- Follow-up and Reviews: Follow-Up is essential to evaluate results and determine if these results have met expectations. If the plan fails to meet objectives, it must be reformulated. Reviews are also necessary, especially if changes in customers’ assets or family situation arise. The financial plan must also adjust to the needs of each individual. There are six essential elements in the financial plan.
- Risk Management: This phase consists in identifying and quantifying tolerance to volatility and risks within the family structure. One of the essential risk management tools is life insurance, because it mitigates the financial impact resulting from the death of a family member.
- Establishing a Savings and Investment Program: Each individual has specific reasons and circumstances for investing. However, education plans , retirement plans and other investments such as Time CDs, Stocks and Bonds are common means to achieve financial goals.

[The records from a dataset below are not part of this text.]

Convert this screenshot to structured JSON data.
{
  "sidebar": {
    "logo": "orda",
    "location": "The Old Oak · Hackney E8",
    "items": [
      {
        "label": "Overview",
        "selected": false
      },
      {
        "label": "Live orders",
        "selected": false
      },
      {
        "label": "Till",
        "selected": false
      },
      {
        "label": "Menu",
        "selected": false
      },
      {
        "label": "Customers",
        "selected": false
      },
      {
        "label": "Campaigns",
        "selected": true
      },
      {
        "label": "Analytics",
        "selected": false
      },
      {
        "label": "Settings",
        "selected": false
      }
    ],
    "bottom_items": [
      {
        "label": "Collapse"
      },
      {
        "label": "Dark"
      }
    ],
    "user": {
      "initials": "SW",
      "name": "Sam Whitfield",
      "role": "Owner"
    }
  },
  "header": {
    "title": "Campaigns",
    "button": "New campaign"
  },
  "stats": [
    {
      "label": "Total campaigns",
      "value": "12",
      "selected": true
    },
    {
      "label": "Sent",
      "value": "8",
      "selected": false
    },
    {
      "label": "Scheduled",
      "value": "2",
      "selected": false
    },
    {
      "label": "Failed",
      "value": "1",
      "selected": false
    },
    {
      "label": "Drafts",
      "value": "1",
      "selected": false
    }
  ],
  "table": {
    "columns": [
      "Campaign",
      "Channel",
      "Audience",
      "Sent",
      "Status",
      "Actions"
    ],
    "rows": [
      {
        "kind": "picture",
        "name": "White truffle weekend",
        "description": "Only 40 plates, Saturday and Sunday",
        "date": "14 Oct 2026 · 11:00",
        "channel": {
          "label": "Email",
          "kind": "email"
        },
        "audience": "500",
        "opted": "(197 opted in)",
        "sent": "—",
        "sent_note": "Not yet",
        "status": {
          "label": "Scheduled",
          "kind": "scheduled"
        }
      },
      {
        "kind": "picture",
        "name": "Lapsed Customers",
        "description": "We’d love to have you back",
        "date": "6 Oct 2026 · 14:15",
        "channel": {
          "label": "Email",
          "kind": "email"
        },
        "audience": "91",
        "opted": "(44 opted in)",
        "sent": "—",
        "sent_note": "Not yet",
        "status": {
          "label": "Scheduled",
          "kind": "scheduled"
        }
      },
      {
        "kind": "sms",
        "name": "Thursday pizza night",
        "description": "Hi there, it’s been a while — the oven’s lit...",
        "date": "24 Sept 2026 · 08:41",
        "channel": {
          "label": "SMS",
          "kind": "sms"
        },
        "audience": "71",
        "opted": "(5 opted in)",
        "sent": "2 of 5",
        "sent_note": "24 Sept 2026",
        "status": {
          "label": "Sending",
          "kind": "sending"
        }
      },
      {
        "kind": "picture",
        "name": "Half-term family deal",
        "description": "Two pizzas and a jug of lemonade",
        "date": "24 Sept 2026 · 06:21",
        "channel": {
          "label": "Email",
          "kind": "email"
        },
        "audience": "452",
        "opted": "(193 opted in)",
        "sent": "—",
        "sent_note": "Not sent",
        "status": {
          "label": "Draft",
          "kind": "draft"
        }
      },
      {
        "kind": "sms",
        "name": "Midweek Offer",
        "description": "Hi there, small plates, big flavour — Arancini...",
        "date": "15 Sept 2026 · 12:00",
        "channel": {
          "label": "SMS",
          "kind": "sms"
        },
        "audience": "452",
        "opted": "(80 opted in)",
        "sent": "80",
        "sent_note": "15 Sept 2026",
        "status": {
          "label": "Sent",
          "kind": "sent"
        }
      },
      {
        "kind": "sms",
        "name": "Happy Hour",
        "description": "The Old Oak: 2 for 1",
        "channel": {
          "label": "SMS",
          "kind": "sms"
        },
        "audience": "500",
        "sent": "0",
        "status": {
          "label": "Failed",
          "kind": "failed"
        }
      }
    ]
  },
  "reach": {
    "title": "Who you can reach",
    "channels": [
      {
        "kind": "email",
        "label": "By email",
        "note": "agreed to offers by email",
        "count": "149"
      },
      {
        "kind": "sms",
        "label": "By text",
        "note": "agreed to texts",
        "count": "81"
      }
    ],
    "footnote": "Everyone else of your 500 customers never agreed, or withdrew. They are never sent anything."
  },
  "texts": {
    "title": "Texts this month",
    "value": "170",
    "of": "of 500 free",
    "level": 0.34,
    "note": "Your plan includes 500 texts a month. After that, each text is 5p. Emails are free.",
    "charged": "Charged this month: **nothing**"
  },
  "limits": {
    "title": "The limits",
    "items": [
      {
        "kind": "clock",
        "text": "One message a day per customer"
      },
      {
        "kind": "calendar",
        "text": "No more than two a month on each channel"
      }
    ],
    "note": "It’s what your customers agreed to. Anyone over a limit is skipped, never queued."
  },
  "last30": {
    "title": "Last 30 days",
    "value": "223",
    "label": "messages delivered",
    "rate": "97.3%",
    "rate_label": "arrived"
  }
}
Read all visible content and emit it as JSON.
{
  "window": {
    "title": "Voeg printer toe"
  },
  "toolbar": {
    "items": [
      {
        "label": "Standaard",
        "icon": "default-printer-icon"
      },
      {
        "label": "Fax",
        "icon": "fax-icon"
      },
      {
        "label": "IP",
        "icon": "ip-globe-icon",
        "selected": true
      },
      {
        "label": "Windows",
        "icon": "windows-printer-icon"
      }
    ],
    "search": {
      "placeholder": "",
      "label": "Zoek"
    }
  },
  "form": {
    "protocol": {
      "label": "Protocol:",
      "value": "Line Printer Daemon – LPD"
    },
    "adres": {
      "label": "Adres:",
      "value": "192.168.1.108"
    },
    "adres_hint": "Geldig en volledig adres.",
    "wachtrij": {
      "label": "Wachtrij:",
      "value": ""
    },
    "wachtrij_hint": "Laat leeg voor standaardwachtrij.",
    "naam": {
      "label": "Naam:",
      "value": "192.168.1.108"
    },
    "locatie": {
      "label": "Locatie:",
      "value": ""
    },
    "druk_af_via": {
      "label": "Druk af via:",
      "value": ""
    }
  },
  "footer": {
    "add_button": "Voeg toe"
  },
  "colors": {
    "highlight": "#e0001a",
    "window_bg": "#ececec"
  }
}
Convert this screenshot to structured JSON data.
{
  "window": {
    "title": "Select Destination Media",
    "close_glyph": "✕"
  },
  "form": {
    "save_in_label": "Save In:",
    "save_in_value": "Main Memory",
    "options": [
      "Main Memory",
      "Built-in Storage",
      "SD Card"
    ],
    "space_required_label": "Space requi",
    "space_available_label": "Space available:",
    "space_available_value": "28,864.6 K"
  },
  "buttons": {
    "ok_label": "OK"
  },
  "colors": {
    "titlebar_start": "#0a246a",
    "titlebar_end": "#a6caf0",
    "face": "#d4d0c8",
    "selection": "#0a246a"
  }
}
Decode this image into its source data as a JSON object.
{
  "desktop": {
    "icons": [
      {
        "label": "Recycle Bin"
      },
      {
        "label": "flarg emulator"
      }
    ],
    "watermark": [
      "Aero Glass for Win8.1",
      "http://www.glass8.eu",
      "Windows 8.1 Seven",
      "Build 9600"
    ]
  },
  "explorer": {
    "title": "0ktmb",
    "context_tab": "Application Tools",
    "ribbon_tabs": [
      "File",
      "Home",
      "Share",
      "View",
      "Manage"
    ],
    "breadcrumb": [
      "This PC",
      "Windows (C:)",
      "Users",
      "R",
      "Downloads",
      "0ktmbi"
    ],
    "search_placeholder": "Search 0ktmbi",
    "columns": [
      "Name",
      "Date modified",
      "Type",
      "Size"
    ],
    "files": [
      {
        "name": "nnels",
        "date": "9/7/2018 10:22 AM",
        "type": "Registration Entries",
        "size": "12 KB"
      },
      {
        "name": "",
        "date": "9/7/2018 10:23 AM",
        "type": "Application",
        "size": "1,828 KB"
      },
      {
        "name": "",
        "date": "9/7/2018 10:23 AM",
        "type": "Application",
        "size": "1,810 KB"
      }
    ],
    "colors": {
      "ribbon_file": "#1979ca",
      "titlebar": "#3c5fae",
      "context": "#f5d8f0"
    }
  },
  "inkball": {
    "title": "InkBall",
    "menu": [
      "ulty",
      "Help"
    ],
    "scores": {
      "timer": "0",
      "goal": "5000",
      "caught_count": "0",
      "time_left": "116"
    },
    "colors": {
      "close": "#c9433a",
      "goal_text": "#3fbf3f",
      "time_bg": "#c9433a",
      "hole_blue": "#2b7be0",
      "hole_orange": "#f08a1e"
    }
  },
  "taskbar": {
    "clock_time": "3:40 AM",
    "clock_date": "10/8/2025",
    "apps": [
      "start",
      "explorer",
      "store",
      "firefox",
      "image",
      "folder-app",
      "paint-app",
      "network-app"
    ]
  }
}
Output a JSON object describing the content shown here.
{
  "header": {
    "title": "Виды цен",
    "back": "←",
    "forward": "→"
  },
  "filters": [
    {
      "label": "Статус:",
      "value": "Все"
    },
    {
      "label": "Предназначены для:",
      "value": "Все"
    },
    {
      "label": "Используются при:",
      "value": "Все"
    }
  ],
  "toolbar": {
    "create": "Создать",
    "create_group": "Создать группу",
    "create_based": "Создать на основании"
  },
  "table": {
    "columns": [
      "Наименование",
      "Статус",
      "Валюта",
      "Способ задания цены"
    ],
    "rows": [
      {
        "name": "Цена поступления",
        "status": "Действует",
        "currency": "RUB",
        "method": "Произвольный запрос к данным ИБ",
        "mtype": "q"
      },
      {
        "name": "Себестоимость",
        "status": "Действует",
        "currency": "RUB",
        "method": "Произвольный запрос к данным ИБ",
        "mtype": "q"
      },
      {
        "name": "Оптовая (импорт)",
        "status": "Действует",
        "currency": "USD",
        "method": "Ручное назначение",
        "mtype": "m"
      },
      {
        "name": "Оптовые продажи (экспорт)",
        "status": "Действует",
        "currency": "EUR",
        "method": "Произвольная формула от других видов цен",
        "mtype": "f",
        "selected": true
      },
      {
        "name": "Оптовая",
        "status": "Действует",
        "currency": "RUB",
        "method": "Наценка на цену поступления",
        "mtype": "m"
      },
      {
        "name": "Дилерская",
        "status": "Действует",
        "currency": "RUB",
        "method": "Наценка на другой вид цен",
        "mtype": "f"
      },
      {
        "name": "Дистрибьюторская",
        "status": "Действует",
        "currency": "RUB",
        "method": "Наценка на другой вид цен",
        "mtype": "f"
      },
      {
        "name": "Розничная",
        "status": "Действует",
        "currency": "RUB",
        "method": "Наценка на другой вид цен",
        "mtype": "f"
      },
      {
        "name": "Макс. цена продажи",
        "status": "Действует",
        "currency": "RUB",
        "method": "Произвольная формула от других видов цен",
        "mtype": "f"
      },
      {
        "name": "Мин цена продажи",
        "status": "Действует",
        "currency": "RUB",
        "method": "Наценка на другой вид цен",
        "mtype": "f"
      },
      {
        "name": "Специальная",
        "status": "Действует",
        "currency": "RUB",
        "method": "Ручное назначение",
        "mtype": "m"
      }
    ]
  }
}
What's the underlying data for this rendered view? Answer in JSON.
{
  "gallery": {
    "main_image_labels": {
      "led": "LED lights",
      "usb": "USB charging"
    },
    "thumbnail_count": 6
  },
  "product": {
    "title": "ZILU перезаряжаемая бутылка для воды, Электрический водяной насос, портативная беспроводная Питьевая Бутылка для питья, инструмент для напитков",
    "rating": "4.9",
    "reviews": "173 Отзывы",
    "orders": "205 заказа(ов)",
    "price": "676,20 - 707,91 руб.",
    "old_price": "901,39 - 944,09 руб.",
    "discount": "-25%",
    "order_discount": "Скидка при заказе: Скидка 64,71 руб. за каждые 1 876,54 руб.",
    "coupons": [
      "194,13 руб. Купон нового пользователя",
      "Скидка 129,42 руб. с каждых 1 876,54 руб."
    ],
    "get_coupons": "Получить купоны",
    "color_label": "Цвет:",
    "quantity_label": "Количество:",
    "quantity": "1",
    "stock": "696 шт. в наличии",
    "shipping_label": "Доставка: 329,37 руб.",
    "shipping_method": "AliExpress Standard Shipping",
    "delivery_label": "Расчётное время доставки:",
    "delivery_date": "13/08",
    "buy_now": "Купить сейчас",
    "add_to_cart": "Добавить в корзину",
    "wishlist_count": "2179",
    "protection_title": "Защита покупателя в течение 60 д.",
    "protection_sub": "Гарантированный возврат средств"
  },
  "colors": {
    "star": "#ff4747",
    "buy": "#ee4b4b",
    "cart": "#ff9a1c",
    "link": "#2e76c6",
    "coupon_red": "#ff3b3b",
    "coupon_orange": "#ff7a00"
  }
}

- Retirement Savings: Today, an individual can have a retirement plan from various sources: government, private, savings and personal investments.
- Tax reduction: Taxes should be taken into account when creating a financial plan. When it comes to taxation, most people think of income taxes. However, other taxes can be just as important, for example, inheritance/estate taxes, in case of a death.
- Establishing an Estate Succession Process: An orderly, efficient transfer of an estate to its beneficiaries needs to adhere to the objectives established by the owner of the assets, and can be accomplished through the use of an estate transfer plan.
- Family Cash Flow Management: This element is at the base of any strategy, since it entails creating a regular budget and an expense structure, along with a system that enables income and expense follow-up. A life insurance policy can directly or indirectly help the family’s cash flow management process, by modifying premiums or loans through policies that cover specific needs.